Happy New Year everyone! New Years is a time when we can reflect upon the past year. I tip my hat to the many lessons I learned in 2011, the people that I met, and the places I got to see. During 2011, I worked as the Nature counselor at Medomak Family Camp. And since this is a time for reflecting I would like to share my favorite experience working out-of-doors with children in 2011.
It was my first week at the family camp and I had been discouraged the first day with the way my lessons were going with the children. I had been teaching children outdoor skills for 2 years at this point and during those 2 years I had learned many lessons and really begun to crave the fulfillment of being an outdoors instructor. I’d grown to love the feeling of being with a group of kids and barely having a lesson plan. We go off into the woods and 75% of the day is improvisation. I end up surfing a razor’s edge. One side being the boring, exhausted public school teacher approach: with a rigid curriculum and a “have to do this at this time and that at that time and fit all this into one class session” attitude. The other side is the person who has no control over his group of children. They are running all around with no discipline, no boundaries. Children may injure themselves this way, get into trouble, and learn very little.

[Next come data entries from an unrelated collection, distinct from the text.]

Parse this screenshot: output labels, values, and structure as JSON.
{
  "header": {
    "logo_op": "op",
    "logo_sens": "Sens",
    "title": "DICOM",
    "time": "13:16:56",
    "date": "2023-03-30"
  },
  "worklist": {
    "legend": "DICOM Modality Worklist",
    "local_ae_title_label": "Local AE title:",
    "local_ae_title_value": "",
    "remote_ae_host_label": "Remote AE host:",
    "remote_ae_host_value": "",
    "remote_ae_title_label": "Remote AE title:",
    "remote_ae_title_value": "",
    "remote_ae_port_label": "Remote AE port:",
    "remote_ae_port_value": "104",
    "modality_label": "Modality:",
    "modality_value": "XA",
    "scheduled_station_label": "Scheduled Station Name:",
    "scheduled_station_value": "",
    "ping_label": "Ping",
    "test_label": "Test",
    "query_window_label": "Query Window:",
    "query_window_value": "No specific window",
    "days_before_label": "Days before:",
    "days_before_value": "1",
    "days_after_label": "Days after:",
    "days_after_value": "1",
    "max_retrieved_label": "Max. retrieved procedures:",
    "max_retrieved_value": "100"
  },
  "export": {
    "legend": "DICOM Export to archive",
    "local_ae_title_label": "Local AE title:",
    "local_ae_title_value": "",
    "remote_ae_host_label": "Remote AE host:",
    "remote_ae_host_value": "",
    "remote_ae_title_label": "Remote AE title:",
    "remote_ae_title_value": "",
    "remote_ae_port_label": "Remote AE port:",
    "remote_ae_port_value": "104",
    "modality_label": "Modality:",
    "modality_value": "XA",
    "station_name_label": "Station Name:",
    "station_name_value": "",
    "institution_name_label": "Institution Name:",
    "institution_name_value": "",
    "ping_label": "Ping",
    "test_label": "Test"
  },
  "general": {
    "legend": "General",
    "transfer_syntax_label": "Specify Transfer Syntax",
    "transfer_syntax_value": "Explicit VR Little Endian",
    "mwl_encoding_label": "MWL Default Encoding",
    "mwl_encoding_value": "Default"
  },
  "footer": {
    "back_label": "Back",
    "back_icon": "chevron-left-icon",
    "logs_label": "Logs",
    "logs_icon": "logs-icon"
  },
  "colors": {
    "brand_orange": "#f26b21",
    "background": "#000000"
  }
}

The way that I’ve been taught to run children programs from my mentors at the Maine Primitive Skills School is to be guided by intuition during the program to read the energy of the group and point them in the correct direction to maximize their learning. This is done by putting them into situations that are challenging, yet fun. Done correctly, this style of mentoring coupled with wilderness skills leads to adult human being who are self-actualized, passionate about their life, and able to maximize their own unique gifts. Is there anything more a parent can hope for their child?
So, getting back to the story. My first week at the camp so far was not going as I had hoped. No one was having fun. I wasn’t having fun, the kids weren’t having fun. I saw myself forcing lessons about ecology and biology onto them and got frustrated when they would rather kick a soccer ball around. When I brought them into the woods they complained of mosquitoes biting them. And on our way back to the field we ended up running into poison ivy patch after poison ivy patch, then we got stuck in a raspberry thicket. Things weren’t going well. By the time we made it to the nature cabin, my group of 4 children looked as though they had spent the last 4 days lost in the woods without food or water. Such was their body language, facial expressions, and their attitudes.
But then it all started to change. It started by letting go of any hope to continue with what I had planned to teach that day. When we got into the cabin I was immediately bombarded with questions about the stuff I had strew out around the cabin during staff training the week before. Inside the nature cabin was a nature museum! And what 11 year old boy can resist asking questions about a turtle shell laying about on the desk!
I made a nature museum inside the cabin knowing full well that children would ask me questions about it. I knew excitement would gather in them as they realized that the white thing on the table was really the skull of a wild animal! “What kind of animal?”, was the question asked to me. “Well, what kind of teeth does it have, do you think this animal eats meat?” was my response. And as I had hoped, the whole group transformed into detectives, searching and dissecting clues of the skull. I surfed the wave of answering each question with a question, pushing their curiosity deeper and deeper.
After about 15 minutes or so of questioning and allowing them to discover the different parts of the museum, their curiosity started to slow. The attention span of most children is not long. The shift was subtle, but I knew I had to do something fast, or they would be back in the field kicking at a soccer ball. This is where teaching is so much fun for me. I notice the group needed a change and for a short time I had no idea what was going to come next! The tension was building inside of me as I was racking my brain for activities while telling them a story about the deer skull on the table. Just barely holding their attention, I glanced over at the empty jars on the table. Got it! The group needs a change in environment, we need to go back outside. I asked the kids if they wanted to go exploring for stuff to add to the nature museum and handed each of them an empty jar. Then we spent the next hour crawling on our hands and knees through the fields and the woods looking for “cool stuff”. We were all rummaging through the grasses, breaking open logs, lifting up rocks. The children became engaged and we had a blast! We found salamanders, butterflies, shiny rocks, beautiful flowers. We even found a fox den! When the lunch bell rang each of the children went running to their parents and sibling excited to show them what they had found. There was no doubt in my mind that the children learned about biology and ecology that day just by being immersed with nature and having fun!
So as I look back on 2011, I do so with a smile at experiences like this one and look forward to more in 2012.